Commission approves $22M budget for 2014
by Jennifer Cohron
Oct 01, 2013 | 1048 views | 0 0 comments | 16 16 recommendations | email to a friend | print
The Walker County Commission approved a $22 million budget for 2014 in a brief called meeting Monday morning.

The budget, which includes a $9.9 million General Fund, was hammered out in a series of work sessions held over the last month. At the start of the talks, commissioners recommended across-the-board cuts to begin saving for an 11-year-old, $27 million debt that will come due in 2018.

As a result, the General Fund was trimmed by more than $300,000 for 2014.

District 2 Commissioner Dan Wright, who cast the lone vote against the budget, said he objected to taking nearly $92,000 away from the sheriff’s office’s $2.2 million budget and another $130,000 out of the jail’s $3.1 million budget.

Under the new budget, less money has been allocated for overtime, fuel, vehicle repairs, tires, medical services for inmates and meals at the jail.

“I told them [deputies], ‘Before y’all run on slick tires, come to my district shop. I’ll have my mechanic work on your cars, and we’ll make sure y’all have tires and fuel,’” Wright said.

Wright said he also disagreed with not including a raise for county employees.

Several members of the Walker County Sheriff’s Office, including Sheriff John Mark Tirey, attended Monday’s meeting.

Tirey asked to be added to the agenda after Monday’s meeting began but could not address the commission directly after a motion to move forward with the written agenda passed 3-1. Wright voted against the measure.

Following the meeting, Tirey said he had hoped to reiterate statements he made to the commission during budget talks about giving priority to public safety.

“The position I’m in is going into a budget that I know that I can’t work for the entire fiscal year. There’s not enough money,” Tirey said.

Commissioners adjusted the sheriff’s budgets by the four percent requested of all department heads after Tirey said he could not cut his budget in good conscience.

Tirey said Monday that while he did not agree with any of the cuts that were made, he had specific concerns about overtime and vehicle repairs.

The sheriff’s office spent $122,416 on overtime wages in the past year, more than double the $60,000 that was allocated in 2013. The proposed amount for overtime is again $60,000 in the 2014 budget.

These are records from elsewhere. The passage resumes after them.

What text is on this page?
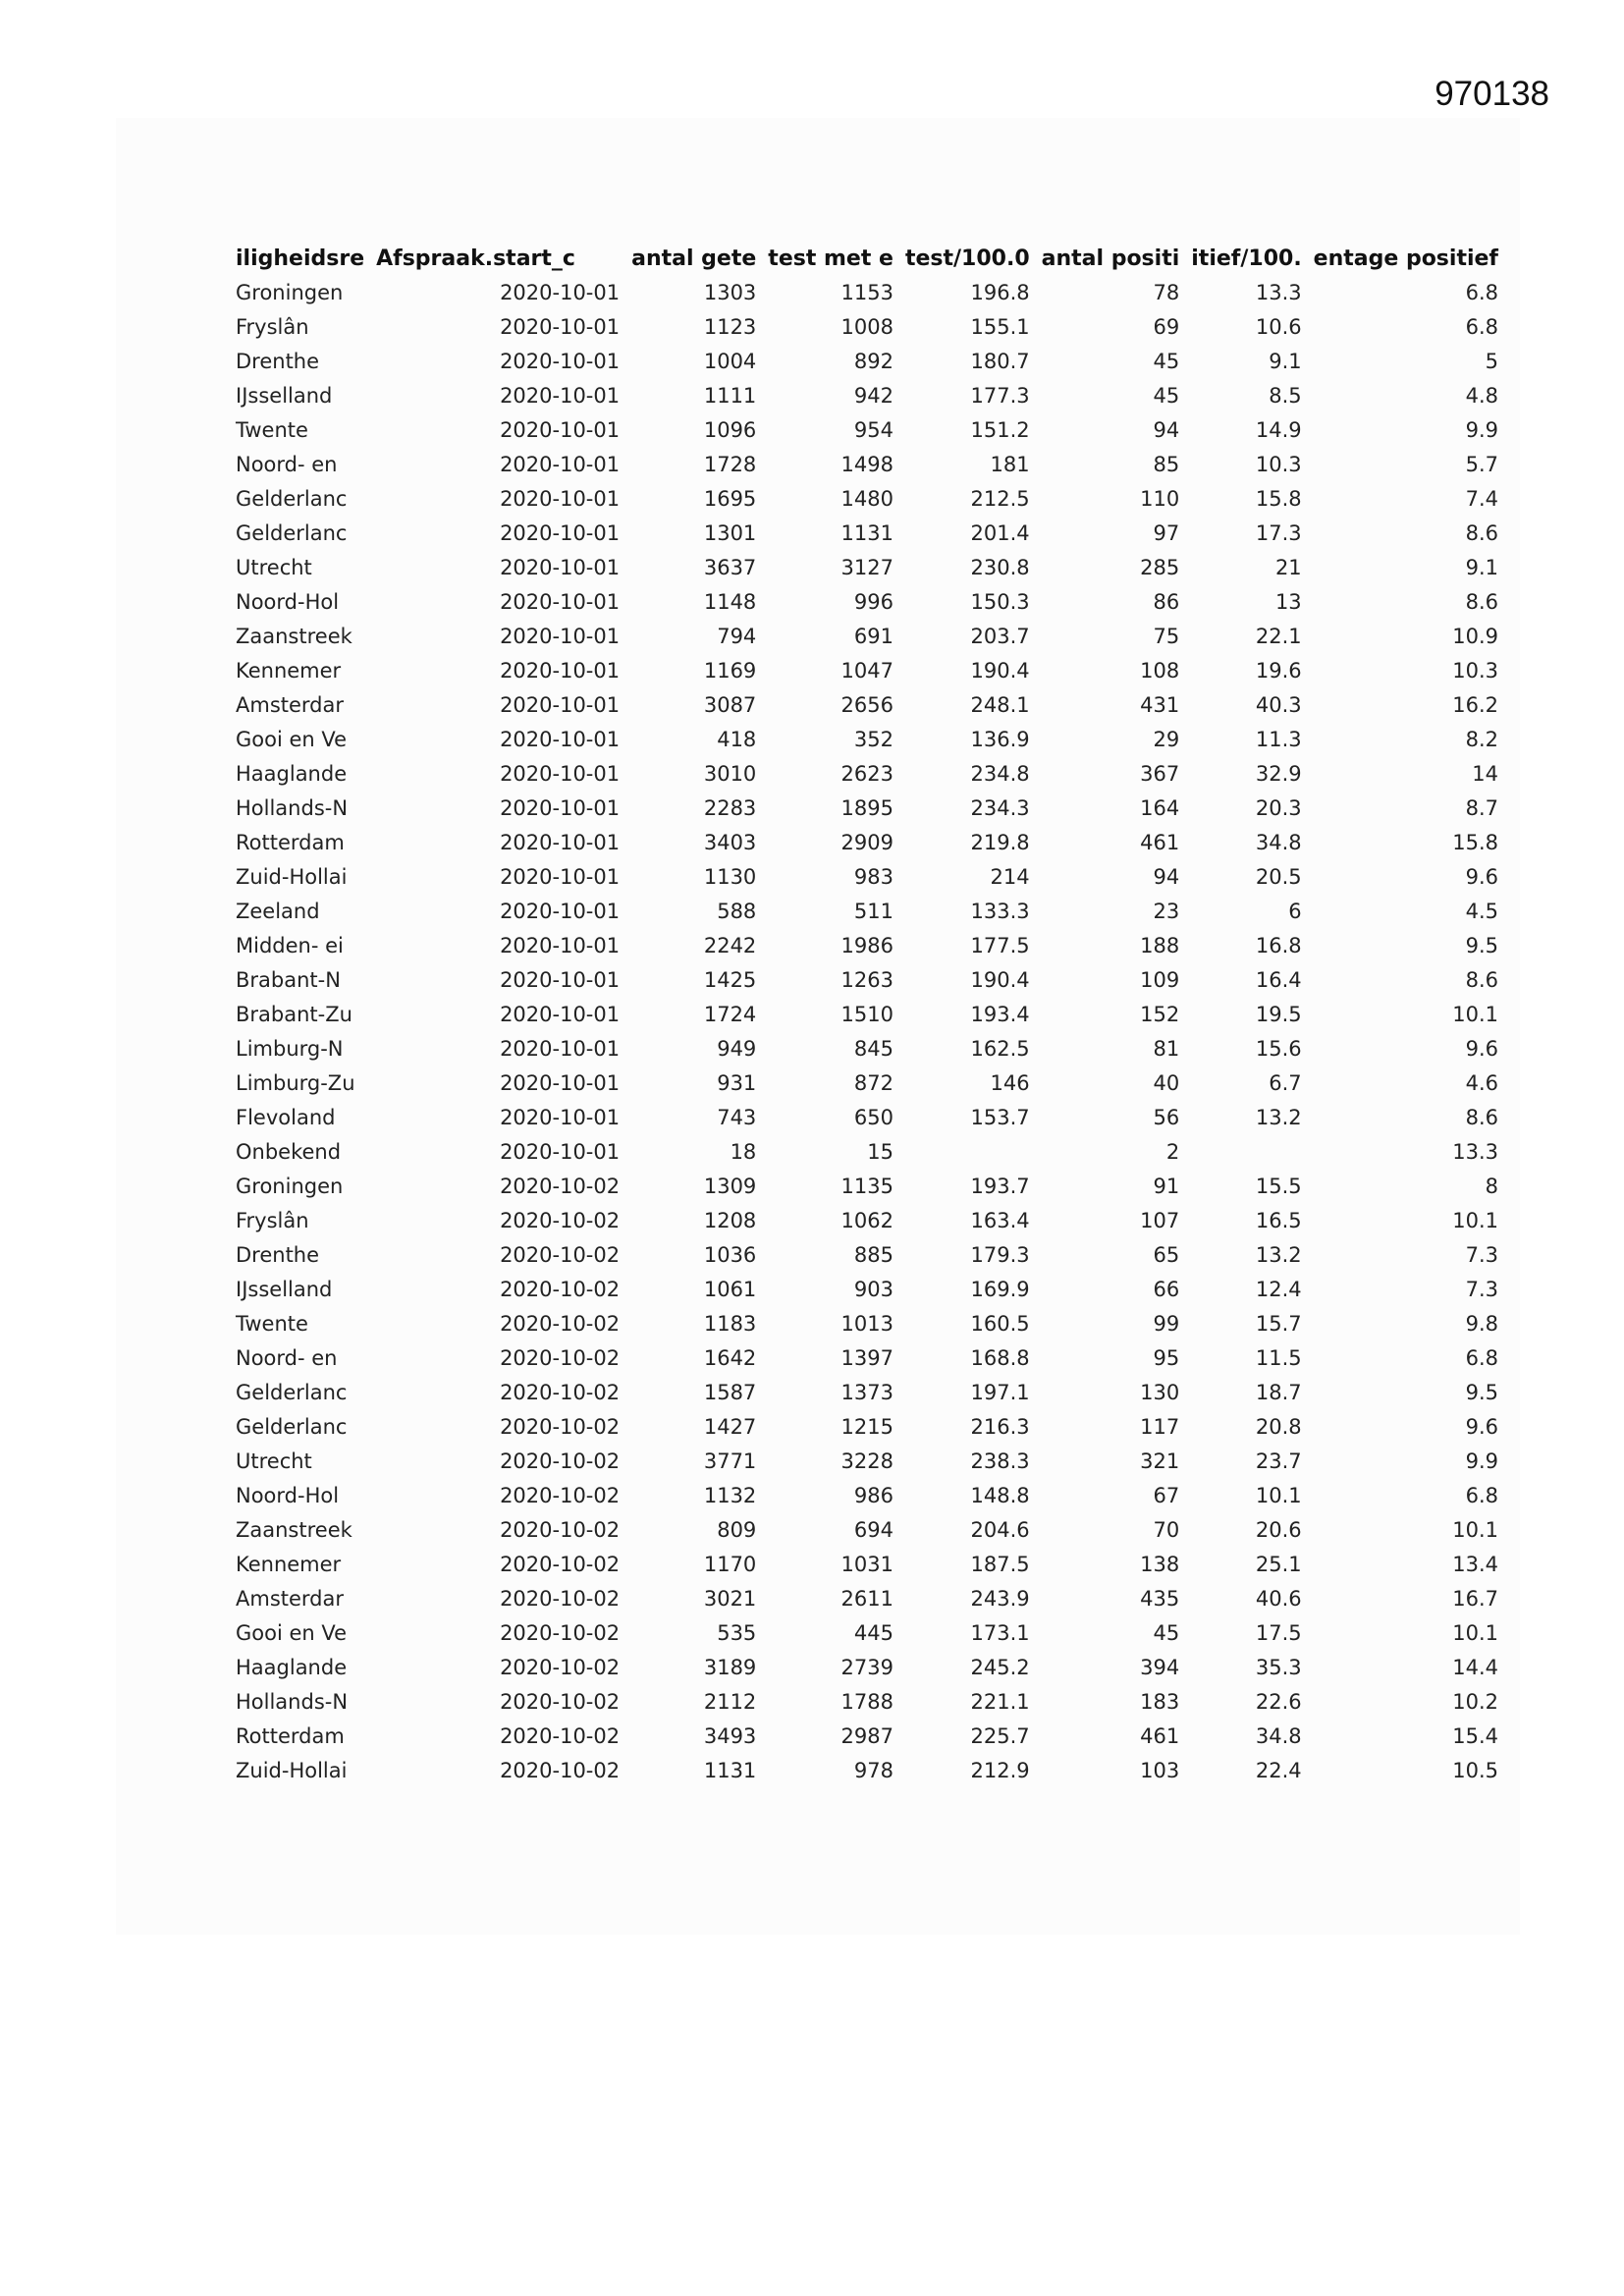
970138
iligheidsre	Afspraak.start_c	antal gete	test met e	test/100.0	antal positi	itief/100.	entage positief
Groningen	2020-10-01	1303	1153	196.8	78	13.3	6.8
Fryslân	2020-10-01	1123	1008	155.1	69	10.6	6.8
Drenthe	2020-10-01	1004	892	180.7	45	9.1	5
IJsselland	2020-10-01	1111	942	177.3	45	8.5	4.8
Twente	2020-10-01	1096	954	151.2	94	14.9	9.9
Noord- en	2020-10-01	1728	1498	181	85	10.3	5.7
Gelderlanc	2020-10-01	1695	1480	212.5	110	15.8	7.4
Gelderlanc	2020-10-01	1301	1131	201.4	97	17.3	8.6
Utrecht	2020-10-01	3637	3127	230.8	285	21	9.1
Noord-Hol	2020-10-01	1148	996	150.3	86	13	8.6
Zaanstreek	2020-10-01	794	691	203.7	75	22.1	10.9
Kennemer	2020-10-01	1169	1047	190.4	108	19.6	10.3
Amsterdar	2020-10-01	3087	2656	248.1	431	40.3	16.2
Gooi en Ve	2020-10-01	418	352	136.9	29	11.3	8.2
Haaglande	2020-10-01	3010	2623	234.8	367	32.9	14
Hollands-N	2020-10-01	2283	1895	234.3	164	20.3	8.7
Rotterdam	2020-10-01	3403	2909	219.8	461	34.8	15.8
Zuid-Hollai	2020-10-01	1130	983	214	94	20.5	9.6
Zeeland	2020-10-01	588	511	133.3	23	6	4.5
Midden- ei	2020-10-01	2242	1986	177.5	188	16.8	9.5
Brabant-N	2020-10-01	1425	1263	190.4	109	16.4	8.6
Brabant-Zu	2020-10-01	1724	1510	193.4	152	19.5	10.1
Limburg-N	2020-10-01	949	845	162.5	81	15.6	9.6
Limburg-Zu	2020-10-01	931	872	146	40	6.7	4.6
Flevoland	2020-10-01	743	650	153.7	56	13.2	8.6
Onbekend	2020-10-01	18	15		2		13.3
Groningen	2020-10-02	1309	1135	193.7	91	15.5	8
Fryslân	2020-10-02	1208	1062	163.4	107	16.5	10.1
Drenthe	2020-10-02	1036	885	179.3	65	13.2	7.3
IJsselland	2020-10-02	1061	903	169.9	66	12.4	7.3
Twente	2020-10-02	1183	1013	160.5	99	15.7	9.8
Noord- en	2020-10-02	1642	1397	168.8	95	11.5	6.8
Gelderlanc	2020-10-02	1587	1373	197.1	130	18.7	9.5
Gelderlanc	2020-10-02	1427	1215	216.3	117	20.8	9.6
Utrecht	2020-10-02	3771	3228	238.3	321	23.7	9.9
Noord-Hol	2020-10-02	1132	986	148.8	67	10.1	6.8
Zaanstreek	2020-10-02	809	694	204.6	70	20.6	10.1
Kennemer	2020-10-02	1170	1031	187.5	138	25.1	13.4
Amsterdar	2020-10-02	3021	2611	243.9	435	40.6	16.7
Gooi en Ve	2020-10-02	535	445	173.1	45	17.5	10.1
Haaglande	2020-10-02	3189	2739	245.2	394	35.3	14.4
Hollands-N	2020-10-02	2112	1788	221.1	183	22.6	10.2
Rotterdam	2020-10-02	3493	2987	225.7	461	34.8	15.4
Zuid-Hollai	2020-10-02	1131	978	212.9	103	22.4	10.5
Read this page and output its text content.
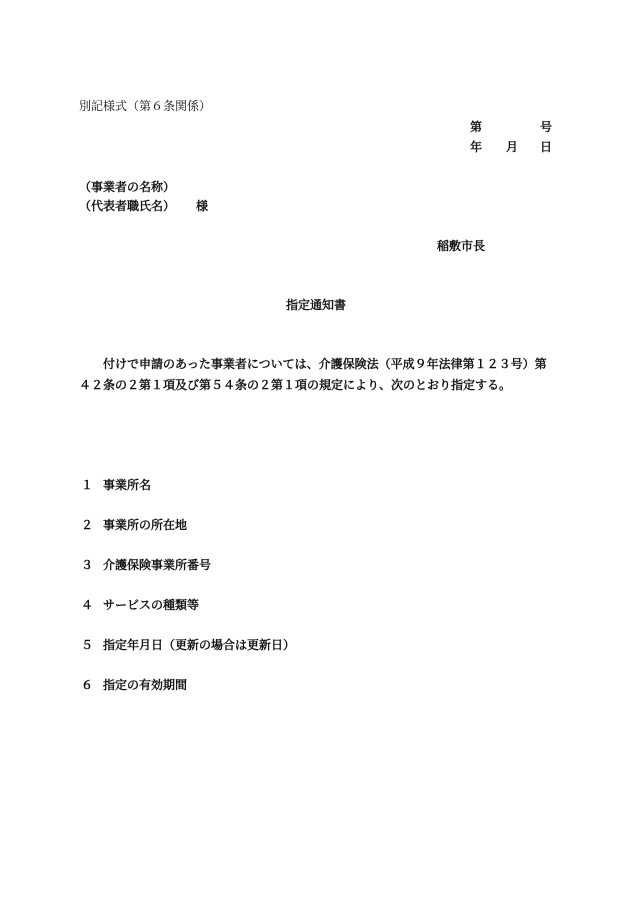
別記様式（第６条関係）
第	号
年 月 日
（事業者の名称）
（代表者職氏名） 様
稲敷市長
指定通知書
付けで申請のあった事業者については、介護保険法（平成９年法律第１２３号）第４２条の２第１項及び第５４条の２第１項の規定により、次のとおり指定する。
１ 事業所名
２ 事業所の所在地
３ 介護保険事業所番号
４ サービスの種類等
５ 指定年月日（更新の場合は更新日）
６ 指定の有効期間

In 2013, the sheriff’s office was budgeted $50,000 for maintenance and repairs of vehicles and spent $95,815 on its aging fleet. The proposed amount in the 2014 budget is $40,000.

Tirey said previous administrations developed budgets by taking a three-year average of each department’s allocations and expenditures.

“With what was passed this morning, they have a bottom line that they wanted it to be and they went down through there and sprinkled some numbers,” Tirey said.

Luster said commissioners were careful not to cut personnel or benefits in the sheriff’s budgets.

“Our first responsibility as a commission is to guard our employees, to make sure they have a job and benefits that extend past 2018 when our first payment is due,” he said.

District 1 Commissioner Keith Davis said Tirey also has the ability to shift money from one line item to another if he finds that he is going over budget in an area.

“Our job as a commission is to adequately fund him. In our view, we have done that. It is his job to manage those funds to the best of his ability,” Davis said.